Like Vinyl, Movie collections are both functional and aesthetic. They are personal. Only “rewatchables” and movies that I have a personal connection to make the cut into my collection, I am not a boutique / set chaser (although I respect them!) My movies are not just inventory—they’re comfort, nostalgia, joy, sometimes sadness, sometimes simple, braindead fun. Whatever the mood calls for, I can reach into my collection and find something. Movies to share with friends and family when we want to cuddle up on the couch. Movies that shaped how I see the world.
And it’s not just the films themselves. It’s the artwork—poster art, box art, steelbook spines lined up on a shelf. It’s chasing down a director’s whole filmography. It’s hunting for every Winona Ryder movie (even the bad ones) because she is just… one of my people.
I’ve been collecting since I was 12. Back then it was Commodore 64 floppies—my dad and I built a massive wooden box that held 800 of them. It was full. Sport cards came and went with my brothers, but movies always stuck. I’ll admit I strayed for about 10 years as a pure streamer, seduced by the convenience.
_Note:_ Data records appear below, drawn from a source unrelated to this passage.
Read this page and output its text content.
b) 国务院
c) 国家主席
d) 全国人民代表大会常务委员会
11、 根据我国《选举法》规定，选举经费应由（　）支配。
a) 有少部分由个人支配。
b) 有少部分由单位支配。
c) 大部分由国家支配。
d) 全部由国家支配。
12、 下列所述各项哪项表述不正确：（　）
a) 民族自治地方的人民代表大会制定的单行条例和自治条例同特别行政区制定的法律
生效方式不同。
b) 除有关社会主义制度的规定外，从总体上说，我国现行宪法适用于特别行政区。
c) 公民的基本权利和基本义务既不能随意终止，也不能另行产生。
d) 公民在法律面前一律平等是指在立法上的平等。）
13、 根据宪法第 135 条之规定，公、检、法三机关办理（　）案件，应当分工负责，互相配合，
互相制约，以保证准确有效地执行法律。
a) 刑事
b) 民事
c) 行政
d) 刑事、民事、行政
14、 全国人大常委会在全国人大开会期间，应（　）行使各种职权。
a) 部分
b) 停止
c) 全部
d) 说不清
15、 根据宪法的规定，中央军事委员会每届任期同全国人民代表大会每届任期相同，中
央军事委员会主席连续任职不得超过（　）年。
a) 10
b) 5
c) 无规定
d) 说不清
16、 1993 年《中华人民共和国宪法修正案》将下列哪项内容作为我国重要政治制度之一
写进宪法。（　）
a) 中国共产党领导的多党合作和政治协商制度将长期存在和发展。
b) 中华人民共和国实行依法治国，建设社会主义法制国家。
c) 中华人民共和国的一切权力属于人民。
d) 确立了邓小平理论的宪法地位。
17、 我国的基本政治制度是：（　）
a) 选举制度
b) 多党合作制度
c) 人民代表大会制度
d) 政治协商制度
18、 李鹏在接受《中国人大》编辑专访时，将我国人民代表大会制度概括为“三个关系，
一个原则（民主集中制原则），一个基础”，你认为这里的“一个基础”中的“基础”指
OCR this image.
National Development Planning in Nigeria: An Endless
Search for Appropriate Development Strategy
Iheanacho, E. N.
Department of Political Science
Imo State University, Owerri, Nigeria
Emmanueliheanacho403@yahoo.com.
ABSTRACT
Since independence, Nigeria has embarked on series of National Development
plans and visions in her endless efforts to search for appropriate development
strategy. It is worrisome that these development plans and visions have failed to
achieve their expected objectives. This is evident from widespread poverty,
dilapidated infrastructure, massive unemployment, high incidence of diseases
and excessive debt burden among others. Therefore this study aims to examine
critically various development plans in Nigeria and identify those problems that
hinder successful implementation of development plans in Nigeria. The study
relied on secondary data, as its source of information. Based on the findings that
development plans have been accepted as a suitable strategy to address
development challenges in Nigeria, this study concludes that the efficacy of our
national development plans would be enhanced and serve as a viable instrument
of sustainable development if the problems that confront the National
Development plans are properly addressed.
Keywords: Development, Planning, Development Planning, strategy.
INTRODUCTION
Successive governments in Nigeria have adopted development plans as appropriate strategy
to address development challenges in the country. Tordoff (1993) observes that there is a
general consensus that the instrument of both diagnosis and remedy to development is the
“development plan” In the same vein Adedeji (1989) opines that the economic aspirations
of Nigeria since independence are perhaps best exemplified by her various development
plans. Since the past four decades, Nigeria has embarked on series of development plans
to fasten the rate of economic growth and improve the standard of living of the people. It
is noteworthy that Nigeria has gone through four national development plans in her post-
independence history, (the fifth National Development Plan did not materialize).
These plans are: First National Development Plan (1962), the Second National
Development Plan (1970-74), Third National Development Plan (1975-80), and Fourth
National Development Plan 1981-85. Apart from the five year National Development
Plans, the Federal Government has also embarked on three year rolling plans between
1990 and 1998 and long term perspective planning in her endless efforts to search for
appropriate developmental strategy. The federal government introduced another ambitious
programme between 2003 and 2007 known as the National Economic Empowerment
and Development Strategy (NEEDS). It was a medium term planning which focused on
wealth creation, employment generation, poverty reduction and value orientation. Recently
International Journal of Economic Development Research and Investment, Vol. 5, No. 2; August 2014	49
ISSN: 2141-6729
But I came back when I realized the empty promise of streaming: compressed quality, disappearing catalogs, no real ownership.
The Three Types of Collectors
Movie collectors mostly fall into three camps:
Streamers — Everything lives in the cloud. Netflix, Criterion Channel, whatever. Convenient, but you don’t really own anything. And honestly? These people don’t track their collections. They would probably read everything I’m about to write and think it’s complete nonsense and a total waste of time. This is 99% of the world, and if that’s you, I respect it—you might find all of this humorous or interesting anyway.
Physical media — Blu-rays, 4Ks, DVDs, maybe even VHS if you’re nostalgic like that. You own it. You can hold it. It looks beautiful on a shelf.
Home theater / HTPC — Files on your hard drive or NAS. Typically backups of physical media you own. Plex, Jellyfin, your own server. Full control, watch anywhere in your house.
I live in all three. Physical is my first love, but I also run an HTPC setup, and I stream when there’s no other option. My collection spans all of it.
And that’s where the problems start.
The Tool Landscape (Or: Why Everything Is Siloed)
Here’s the thing—there are actually great tools for tracking your collection. And they’re free.
For physical media: Bluray.com / My Movies. Open the app, scan a UPC code, boom—there’s your exact disc with full details, cover art, community discussions. Add to collection. Done. It’s magic.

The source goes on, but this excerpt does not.